Speaking of patience, the image at the head of this article is an example of that. My girlfriend and I stopped at Abiquiu Lake on a trip through northern New Mexico and enjoyed a nice evening at the beaches. At first, after sunset, the sky was dull and uninteresting, but I told her I thought we should just wait a few minutes to see if a beautiful sunset developed. Sure enough, after a few minutes, the sky started to light up brightly and it became one of the most amazing sunsets I’ve seen in a long time. With the onset of winter, with the sun entering at a low angle (see first tip), the show lasted several minutes. The amazing view in the sky was reflected in the lake’s water, adding to its beauty. Had we set off when the sun first set and nothing much happened, I’d probably watch the sunset in the rearview mirror and kick myself, an experience no landscape photographer would want. But it’s all too easy, especially at the end of the day, when you’re tired and hungry, to put your camera away early. On that particular day, I was thankful that I took the extra time to wait.
Let’s face it: If you’re a modern digital photographer, post-processing is just part of what you’ll need to master to produce quality work. In the digital world, you don’t send the film to the lab for processing, you are the lab. If this is something you don’t like or care about very much, one solution is to find a program that makes it easier or more intuitive for you. This is largely a matter of personal taste and may just require testing on a few different types to see what makes the most sense for you and is easiest to use. It may also be helpful to watch tutorials from the experts. Learn from others who have more experience in the post-processing field. Do whatever you want to do to accept it. It’s part of the middle.
Don’t try too hard
In my younger days, I don’t know how many times I wasted a beautiful morning photo session running around to find the right angle or arrange the items that were in my head, rather than just observing and shooting what was there. This trend has led to a lot of frustration and dissatisfaction. Don’t get me wrong, there are times when the sun is low on the horizon and the light is brilliant and one has to move fast and take advantage of it. But I’ve found that when I approach a place or topic with curiosity and openness rather than a mental checklist of what I want, I often come up with more interesting images and have a much better time doing it.
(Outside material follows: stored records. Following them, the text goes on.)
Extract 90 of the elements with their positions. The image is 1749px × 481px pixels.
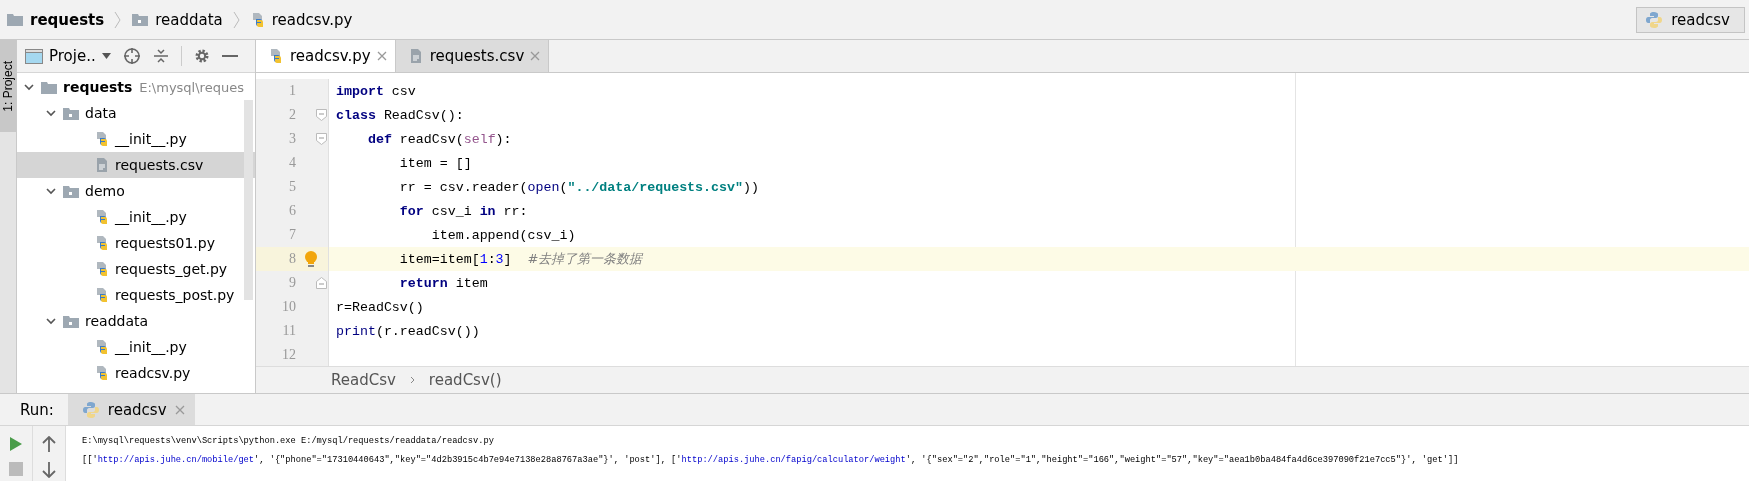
breadcrumb-separator-icon: [232, 10, 240, 29]
tree-item[interactable]: readdata: [17, 308, 255, 334]
panel-icon: [25, 48, 43, 64]
tree-item[interactable]: __init__.py: [17, 334, 255, 360]
line-number: 10: [281, 299, 296, 315]
chevron-down-icon[interactable]: [45, 107, 57, 119]
console-output-line: [['http://apis.juhe.cn/mobile/get', '{"phone"="17310440643","key"="4d2b3915c4b7e94e7138e28a8767a3ae"}', 'post'], ['http://apis.juhe.cn/fapig/calculator/weight', '{"sex"="2","role"="1","height"="166","weight"="57","key"="aea1b0ba484fa4d6ce397090f21e7cc5"}', 'get']]: [82, 454, 1459, 467]
tree-item[interactable]: requests.csv: [17, 152, 255, 178]
run-config-dropdown[interactable]: readcsv: [1636, 6, 1745, 33]
python-file-icon: [94, 209, 110, 225]
project-tool-tab[interactable]: 1: Project: [0, 40, 16, 132]
chevron-down-icon[interactable]: [23, 81, 35, 93]
locate-icon[interactable]: [122, 47, 141, 65]
folder-icon: [62, 105, 80, 121]
breadcrumb-separator-icon: [409, 376, 415, 384]
folder-icon: [40, 79, 58, 95]
breadcrumb-item[interactable]: requests: [30, 10, 105, 29]
line-number: 12: [281, 347, 296, 363]
line-number: 2: [288, 107, 296, 123]
settings-icon[interactable]: [193, 48, 210, 64]
console-output-line: E:\mysql\requests\venv\Scripts\python.exe E:/mysql/requests/readdata/readcsv.py: [82, 435, 495, 448]
python-file-icon: [268, 48, 284, 64]
tree-item[interactable]: requests E:\mysql\reques: [17, 74, 255, 100]
link[interactable]: http://apis.juhe.cn/mobile/get: [97, 455, 255, 465]
python-icon: [1645, 10, 1664, 29]
python-file-icon: [94, 261, 110, 277]
tree-item[interactable]: __init__.py: [17, 204, 255, 230]
caret-icon: [101, 53, 111, 59]
folder-icon: [62, 183, 80, 199]
tree-item[interactable]: requests_get.py: [17, 256, 255, 282]
line-number: 4: [288, 155, 296, 171]
line-number: 6: [288, 203, 296, 219]
lightbulb-icon[interactable]: [304, 250, 318, 268]
tree-item[interactable]: __init__.py: [17, 126, 255, 152]
run-tab[interactable]: readcsv: [67, 394, 195, 425]
python-icon: [81, 400, 100, 419]
line-number: 1: [288, 83, 296, 99]
fold-marker-icon[interactable]: [316, 133, 327, 145]
view-dropdown[interactable]: Proje..: [25, 47, 111, 65]
line-number: 11: [281, 323, 296, 339]
fold-marker-icon[interactable]: [316, 277, 327, 289]
line-number: 8: [288, 251, 296, 267]
code-line: r=ReadCsv(): [335, 299, 424, 315]
breadcrumb-item[interactable]: readcsv.py: [271, 10, 353, 29]
python-file-icon: [94, 365, 110, 381]
run-icon[interactable]: [9, 436, 23, 452]
line-number: 7: [288, 227, 296, 243]
editor-tab[interactable]: requests.csv: [395, 40, 550, 72]
breadcrumb-item[interactable]: readdata: [155, 10, 223, 29]
text-file-icon: [94, 157, 110, 173]
code-line: class ReadCsv():: [335, 107, 464, 123]
code-line: item = []: [398, 155, 472, 171]
minimize-icon[interactable]: [221, 54, 238, 58]
down-arrow-icon[interactable]: [42, 462, 56, 478]
tree-item[interactable]: readcsv.py: [17, 360, 255, 386]
link[interactable]: http://apis.juhe.cn/fapig/calculator/weight: [681, 455, 906, 465]
breadcrumb-separator-icon: [114, 10, 122, 29]
folder-icon: [6, 12, 24, 27]
up-arrow-icon[interactable]: [42, 436, 56, 452]
folder-icon: [62, 313, 80, 329]
collapse-all-icon[interactable]: [152, 48, 169, 64]
run-panel-title: Run:: [19, 400, 55, 419]
python-file-icon: [94, 131, 110, 147]
code-line: item.append(csv_i): [430, 227, 576, 243]
line-number: 5: [288, 179, 296, 195]
python-file-icon: [94, 287, 110, 303]
editor-tab[interactable]: readcsv.py: [256, 40, 396, 72]
fold-marker-icon[interactable]: [316, 109, 327, 121]
folder-icon: [131, 12, 150, 27]
code-line: for csv_i in rr:: [398, 203, 528, 219]
tree-item[interactable]: demo: [17, 178, 255, 204]
chevron-down-icon[interactable]: [45, 315, 57, 327]
code-line: import csv: [335, 83, 416, 99]
breadcrumb-item[interactable]: readCsv(): [428, 371, 502, 389]
tree-item[interactable]: requests01.py: [17, 230, 255, 256]
breadcrumb-item[interactable]: ReadCsv: [331, 371, 396, 389]
code-line: print(r.readCsv()): [335, 323, 480, 339]
scrollbar[interactable]: [244, 100, 253, 300]
line-number: 3: [288, 131, 296, 147]
tree-item[interactable]: data: [17, 100, 255, 126]
code-line: item=item[1:3] #去掉了第一条数据: [398, 250, 643, 268]
tree-item[interactable]: requests_post.py: [17, 282, 255, 308]
line-number: 9: [288, 275, 296, 291]
python-file-icon: [94, 235, 110, 251]
code-line: rr = csv.reader(open("../data/requests.csv")): [398, 179, 759, 195]
python-file-icon: [94, 339, 110, 355]
close-icon[interactable]: [376, 51, 387, 61]
code-line: def readCsv(self):: [366, 131, 512, 147]
code-line: return item: [398, 275, 488, 291]
chevron-down-icon[interactable]: [45, 185, 57, 197]
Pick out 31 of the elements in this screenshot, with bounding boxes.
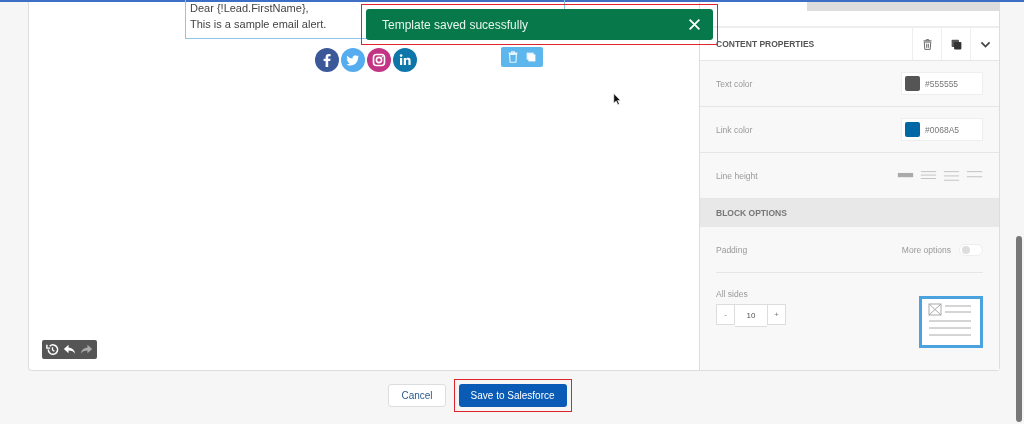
trash-icon[interactable] bbox=[920, 37, 934, 51]
padding-label: Padding bbox=[716, 244, 748, 255]
content-properties-heading: CONTENT PROPERTIES bbox=[715, 39, 815, 49]
scrollbar[interactable] bbox=[1016, 236, 1022, 422]
color-field[interactable]: #555555 bbox=[901, 72, 983, 95]
duplicate-icon[interactable] bbox=[949, 37, 963, 51]
property-label: Text color bbox=[716, 78, 753, 89]
line-height-option-icon[interactable] bbox=[920, 170, 937, 181]
trash-icon[interactable] bbox=[506, 50, 520, 64]
greeting-text: Dear {!Lead.FirstName}, bbox=[190, 1, 309, 14]
history-icon[interactable] bbox=[45, 342, 60, 357]
padding-preview-icon bbox=[919, 296, 983, 348]
increment-button[interactable]: + bbox=[767, 304, 786, 325]
property-label: Link color bbox=[716, 124, 753, 135]
block-options-heading: BLOCK OPTIONS bbox=[716, 208, 787, 218]
line-height-option-icon[interactable] bbox=[943, 170, 960, 181]
close-icon[interactable] bbox=[688, 18, 701, 31]
all-sides-label: All sides bbox=[716, 289, 749, 299]
cancel-button[interactable]: Cancel bbox=[388, 384, 446, 407]
toggle-switch[interactable] bbox=[959, 243, 983, 256]
save-to-salesforce-button[interactable]: Save to Salesforce bbox=[458, 384, 567, 407]
color-swatch[interactable] bbox=[905, 122, 920, 137]
padding-value-field[interactable]: 10 bbox=[735, 304, 767, 327]
color-field[interactable]: #0068A5 bbox=[901, 118, 983, 141]
property-label: Line height bbox=[716, 170, 758, 181]
mouse-cursor-icon bbox=[613, 92, 622, 107]
more-options-label: More options bbox=[901, 244, 951, 255]
email-body-text: This is a sample email alert. bbox=[190, 17, 327, 32]
decrement-button[interactable]: - bbox=[716, 304, 735, 325]
color-swatch[interactable] bbox=[905, 76, 920, 91]
toast-message: Template saved sucessfully bbox=[382, 17, 529, 32]
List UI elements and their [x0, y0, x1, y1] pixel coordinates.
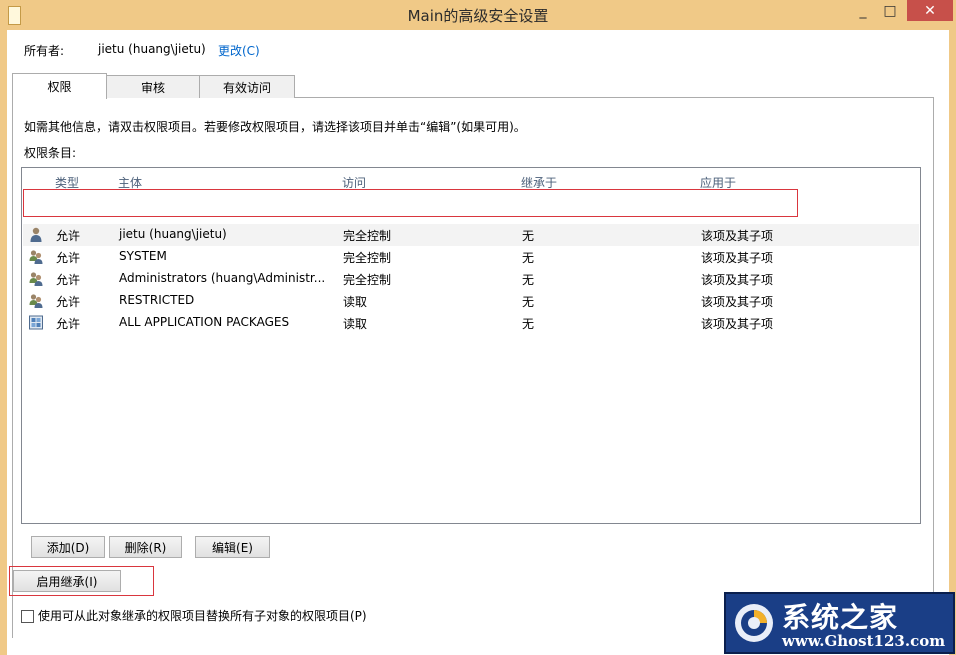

When possible, find out a location beforehand. I don’t know how many times I’ve made the mistake of showing up in a nice spot and then coming off with mediocre shots because I didn’t really know where the best angles were. Your chances of success are greatly increased when you can visit a location in advance and see where the sun will rise or set and where there are some good spots. If it’s an unfamiliar place to you, try setting aside an afternoon to check it out first.
Enjoy being in nature
This seems very obvious. One of the best things you can do to improve your landscape photography is to just enjoy being outside in nature. This may require being outside without the camera within reach. If you don’t enjoy and experience the natural world, you probably won’t get the most powerful work, or at least you won’t be satisfied with its production. Honestly, if you don’t enjoy being in nature, why be a landscape photographer? So, go out and have a picnic or simply sit back and enjoy a special place. This will eventually help improve your landscape photos.